M. Boxwood | 09/26/2010
(5 out of 5 stars)
"Just like its eponymous antagonist towering over Paris at dusk, Fantômas looms over the thriller genre, presaging the work of Fritz Lang, Alfred Hitchcock, and countless others. A series of five films produced in France during 1913-14 by Louis Feuillade, "Fantômas" reflected the era's fascination with outlandish criminal masterminds and nudged the thriller genre into realms of surrealism and poetic sadism. The films are linked together by virtue of the characters, but each can be enjoyed on its own terms.
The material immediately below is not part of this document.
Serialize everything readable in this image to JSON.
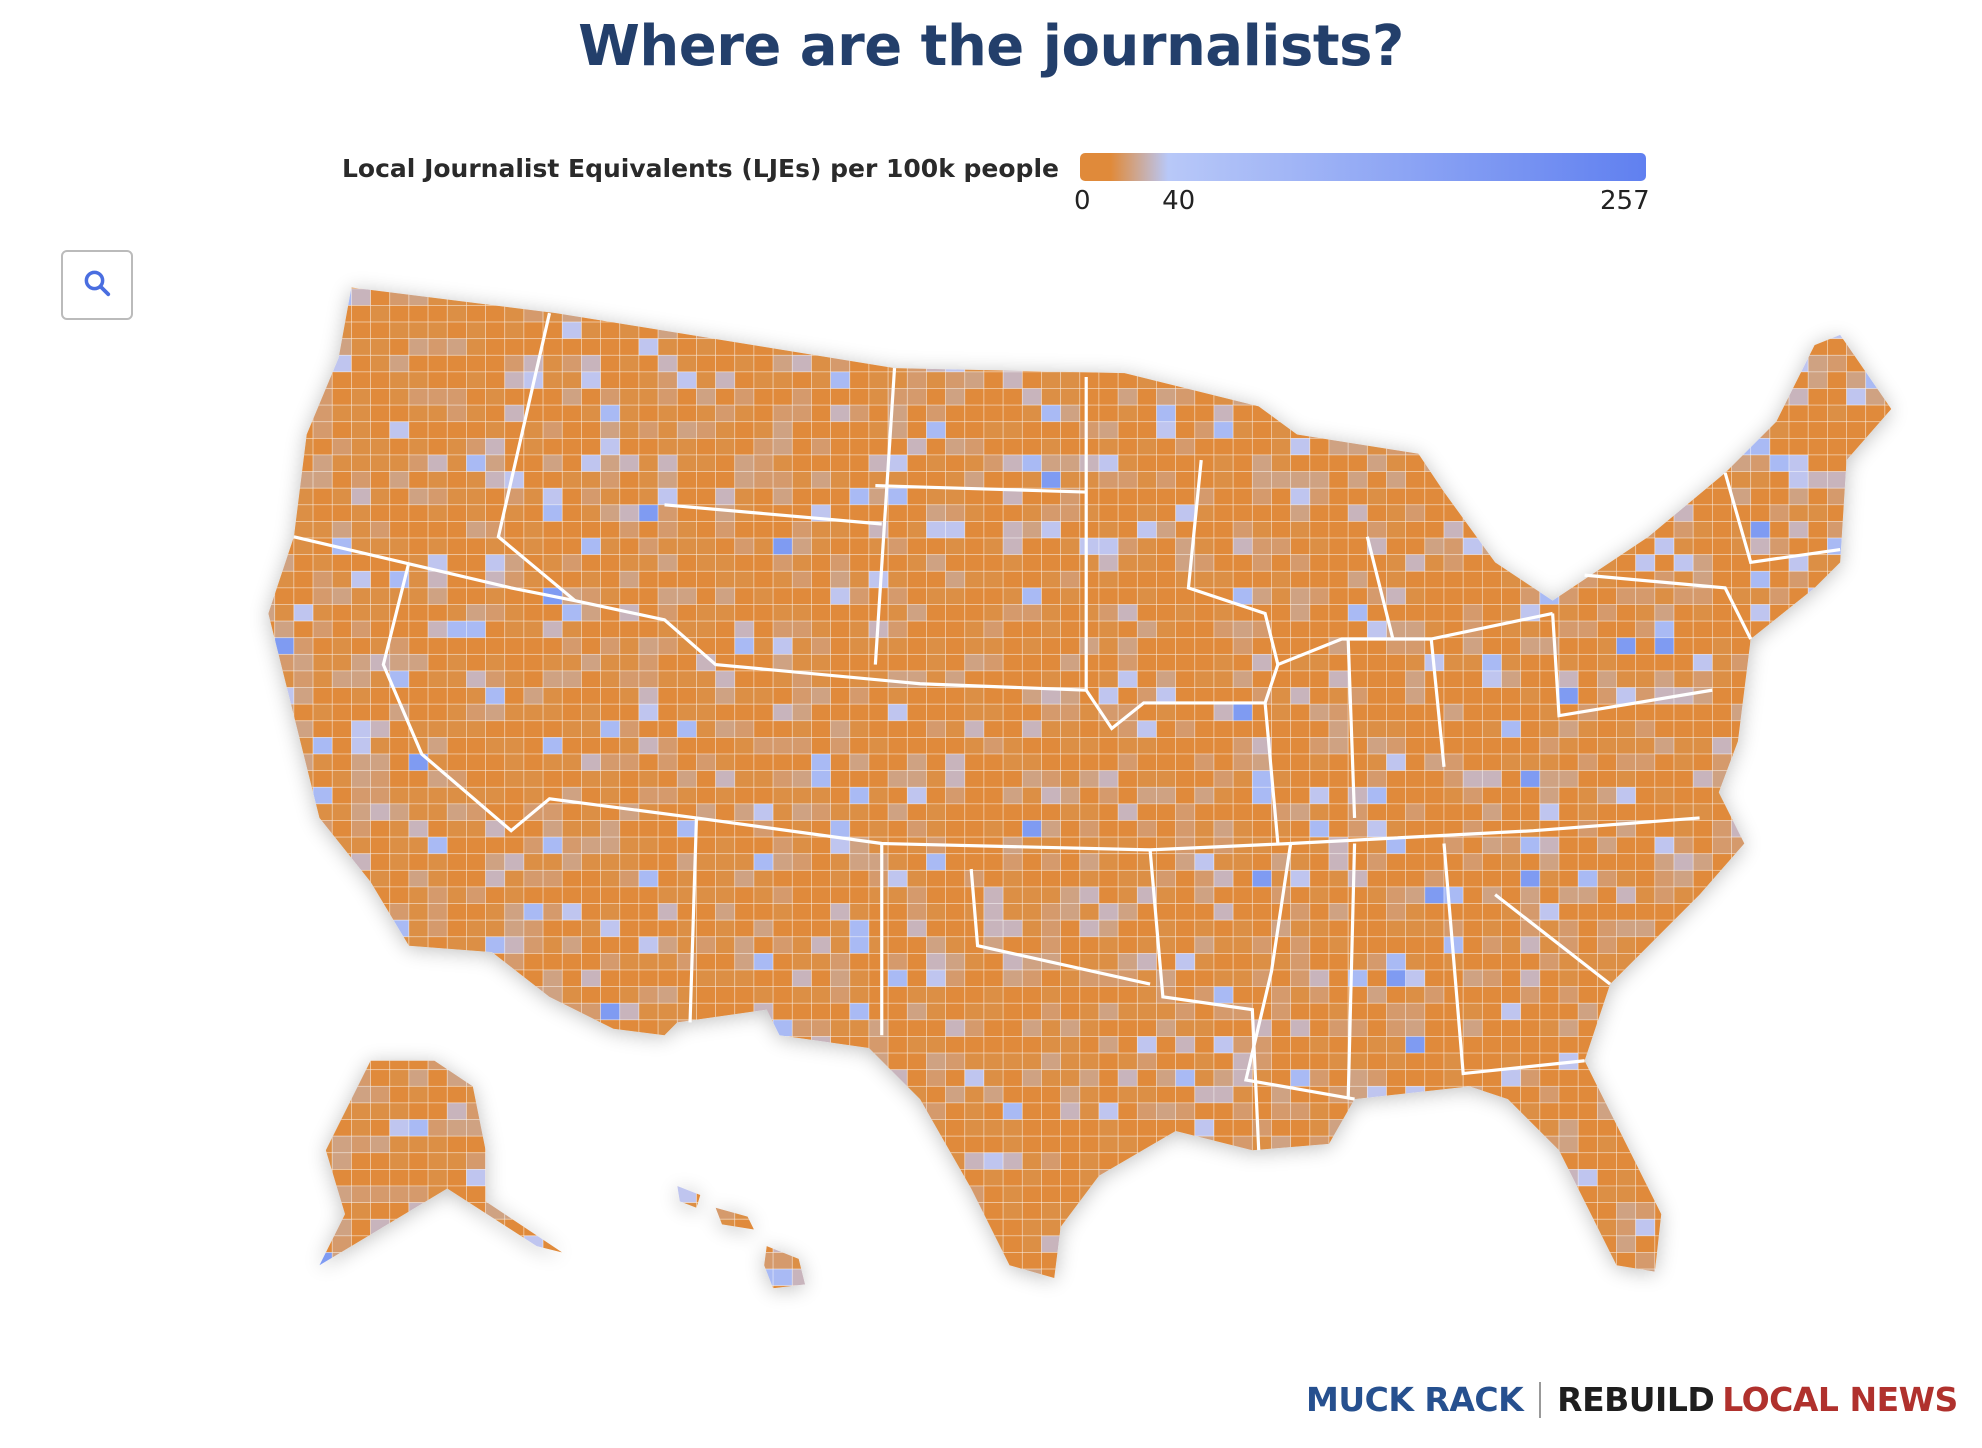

Part One, "In the Shadow of the Guillotine," introduces the basic dynamic between arch-fiend Fantômas and the duo obsessively devoted to bringing him to justice, Juve of the Sûreté and his loyal sidekick, the reporter Fandor. Fantômas quickly demonstrates his defining characteristics, an uncanny ability to assume new identities and an utter ruthlessness. His exploitation of the character of Lady Beltham borders on the vampiric. The second film, "Juve vs. Fantômas" is a fever dream of pulpish delights including a train wreck, a gun battle culminating in an inferno, and a killer boa constrictor. It concludes with Fantômas blowing up the house with the two protagonists still inside and their fates unknown. Much of Part Three, "The Murderous Corpse," plays like a fin-de-siècle police procedural as the authorities step up their investigative efforts, and the subsequent film, "Fantômas vs. Fantômas," ratchets up the surrealism with a bleeding wall and a costumed ball attended by three guests dressed as Fantômas. The final film, "The False Magistrate," offers the viewer the best opportunity to observe the villain's methods as he assumes the identity of a judicial official and abuses the position for his own nefarious gains.
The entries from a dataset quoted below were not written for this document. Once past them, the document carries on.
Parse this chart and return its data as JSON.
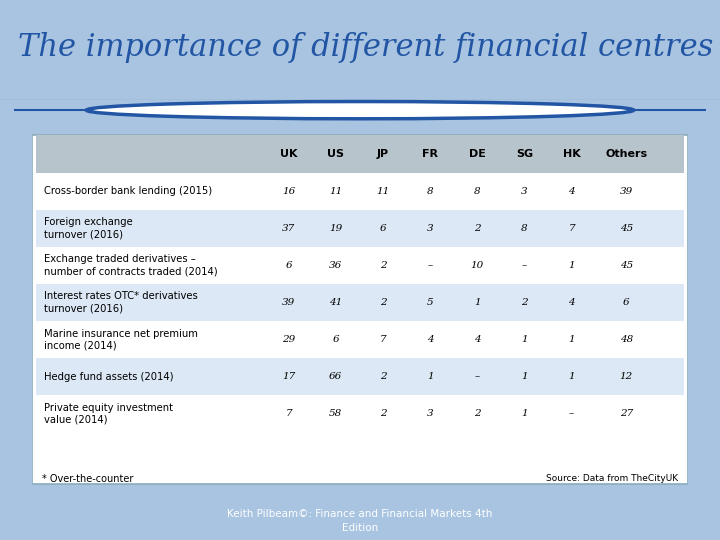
{
  "title": "The importance of different financial centres",
  "subtitle_footer": "Keith Pilbeam©: Finance and Financial Markets 4th\nEdition",
  "source_text": "Source: Data from TheCityUK",
  "footnote": "* Over-the-counter",
  "columns": [
    "",
    "UK",
    "US",
    "JP",
    "FR",
    "DE",
    "SG",
    "HK",
    "Others"
  ],
  "rows": [
    [
      "Cross-border bank lending (2015)",
      "16",
      "11",
      "11",
      "8",
      "8",
      "3",
      "4",
      "39"
    ],
    [
      "Foreign exchange\nturnover (2016)",
      "37",
      "19",
      "6",
      "3",
      "2",
      "8",
      "7",
      "45"
    ],
    [
      "Exchange traded derivatives –\nnumber of contracts traded (2014)",
      "6",
      "36",
      "2",
      "–",
      "10",
      "–",
      "1",
      "45"
    ],
    [
      "Interest rates OTC* derivatives\nturnover (2016)",
      "39",
      "41",
      "2",
      "5",
      "1",
      "2",
      "4",
      "6"
    ],
    [
      "Marine insurance net premium\nincome (2014)",
      "29",
      "6",
      "7",
      "4",
      "4",
      "1",
      "1",
      "48"
    ],
    [
      "Hedge fund assets (2014)",
      "17",
      "66",
      "2",
      "1",
      "–",
      "1",
      "1",
      "12"
    ],
    [
      "Private equity investment\nvalue (2014)",
      "7",
      "58",
      "2",
      "3",
      "2",
      "1",
      "–",
      "27"
    ]
  ],
  "bg_color": "#a8c4e0",
  "table_outer_bg": "#ffffff",
  "header_bg": "#b8c4cc",
  "row_even_bg": "#ffffff",
  "row_odd_bg": "#dce8f5",
  "title_color": "#2255a4",
  "title_fontsize": 22,
  "footer_bg": "#2a5caa",
  "footer_color": "#ffffff",
  "circle_color": "#2255a4",
  "line_color": "#2255a4",
  "border_color": "#8aaabb"
}
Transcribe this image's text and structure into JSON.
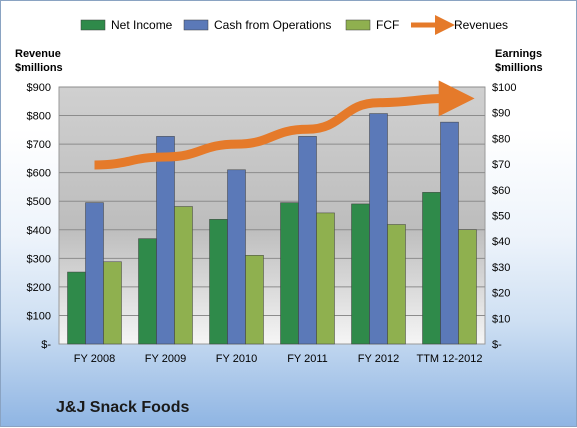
{
  "company": "J&J Snack Foods",
  "chart_data": {
    "type": "bar",
    "categories": [
      "FY 2008",
      "FY 2009",
      "FY 2010",
      "FY 2011",
      "FY 2012",
      "TTM 12-2012"
    ],
    "series": [
      {
        "name": "Net Income",
        "axis": "right",
        "color": "#2f8a4a",
        "values": [
          28,
          41,
          48.5,
          55,
          54.5,
          59
        ]
      },
      {
        "name": "Cash from Operations",
        "axis": "left",
        "color": "#5b79b8",
        "values": [
          495,
          727,
          610,
          727,
          807,
          777
        ]
      },
      {
        "name": "FCF",
        "axis": "right",
        "color": "#8fb04f",
        "values": [
          32,
          53.5,
          34.5,
          51,
          46.5,
          44.5
        ]
      },
      {
        "name": "Revenues",
        "axis": "left",
        "type": "line",
        "color": "#e57a2a",
        "values": [
          627,
          655,
          700,
          752,
          845,
          860
        ]
      }
    ],
    "left_axis": {
      "label_line1": "Revenue",
      "label_line2": "$millions",
      "ylim": [
        0,
        900
      ],
      "ticks": [
        "$-",
        "$100",
        "$200",
        "$300",
        "$400",
        "$500",
        "$600",
        "$700",
        "$800",
        "$900"
      ]
    },
    "right_axis": {
      "label_line1": "Earnings",
      "label_line2": "$millions",
      "ylim": [
        0,
        100
      ],
      "ticks": [
        "$-",
        "$10",
        "$20",
        "$30",
        "$40",
        "$50",
        "$60",
        "$70",
        "$80",
        "$90",
        "$100"
      ]
    },
    "legend_position": "top",
    "grid": true
  }
}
Modern viewers may find devoting five-and-a-half hours to watch a silent French serial to be unreasonable: the camera remains largely motionless and scenes play themselves out with only a modicum of edits. Those approaching Fantômas with patience and an open mind will be amply rewarded. Images become like a tableau and linger in the mind. Like Feuillade's other thrillers, "Les Vampires" and "Judex," "Fantômas" takes on the texture of a filmed dream, almost like an "Inception" made a century earlier. Identities are exchanged and abandoned with ease while motives and intentions remain unclear.
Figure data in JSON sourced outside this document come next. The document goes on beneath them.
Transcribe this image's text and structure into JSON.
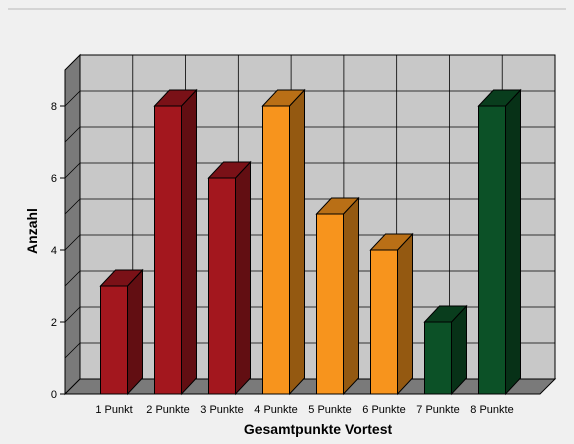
{
  "chart_data": {
    "type": "bar",
    "categories": [
      "1 Punkt",
      "2 Punkte",
      "3 Punkte",
      "4 Punkte",
      "5 Punkte",
      "6 Punkte",
      "7 Punkte",
      "8 Punkte"
    ],
    "values": [
      3,
      8,
      6,
      8,
      5,
      4,
      2,
      8
    ],
    "xlabel": "Gesamtpunkte Vortest",
    "ylabel": "Anzahl",
    "ylim": [
      0,
      9
    ],
    "yticks": [
      "0",
      "2",
      "4",
      "6",
      "8"
    ],
    "grid": true,
    "three_d": true,
    "colors": {
      "1 Punkt": "#a3171e",
      "2 Punkte": "#a3171e",
      "3 Punkte": "#a3171e",
      "4 Punkte": "#f7941d",
      "5 Punkte": "#f7941d",
      "6 Punkte": "#f7941d",
      "7 Punkte": "#0c5127",
      "8 Punkte": "#0c5127"
    }
  }
}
The films generally look exceptionally good for their age although portions of "The False Magistrate" are lost and replaced with descriptions and a still photograph. While visually pleasing, the musical score, drawn from a French music library, presents some minor issues. Many of the cues selected compliment the action on screen, but in other instances the music overplays the menace or the comedy. Also certain vocal pieces and occasional sound effects (gunshots, applause, etc.) are distracting and reminiscent of budget-priced DVD releases. The exemplary work done by composer Robert Israel on "Les Vampires" and "Judex" is greatly missed here. This is a minor quibble given the overall excellence of the restoration and the supplementary features included by Kino. In addition to a still gallery is an audio commentary by film scholar David Kalat on the first two films. Kalat provided one of the most informative and entertaining commentaries I've ever listened to for Image's release of "Dr. Mabuse, der Spieler" and he brings the same insight and enthusiasm to this project. Fuelliade's directorial versatility is demonstrated by a ten-minute film on his career and a pair of short films, "The Nativity" (1910) and "The Dwarf" (1912).
Overall it's a fantastic set that belongs in the collection of anyone with an interest in early cinema, pulp thrillers, or great storytelling.
FANTOMAS: THE MOVIES' FIRST CRIMINAL MASTERMIND
Anthony Crnkovich | Chicago, Illinois | 10/29/2010
(5 out of 5 stars)
"French film pioneer Louis Feuillade's 1913 groundbreaking, epic crime thriller FANTOMAS is a captivating viewing experience. This five part series was based on the popular French pulp novels of the day and served as the prototype for all future films in this vein, including Feuillade's own brilliant follow up LES VAMPIRES and Fritz Lang's terrific DR. MABUSE saga.
The intrigue is all very intricately presented with the title master criminal assuming several different identities along the way in order to throw the authorities off his track. FANTOMAS has a neatly mixed atmosphere of fantasy and realism, with its outrageous premise being played out in and around the streets of Paris before the outbreak of World War 1. This is partly what makes these films so fascinating to watch today.
Presented with an effective music score by Catalougue Sonimage and an informative commentary by historian David Kalat, Kino's beautiful restoration preserves FANTOMAS so that modern viewers can better appreciate Feuillade's innovative masterpiece."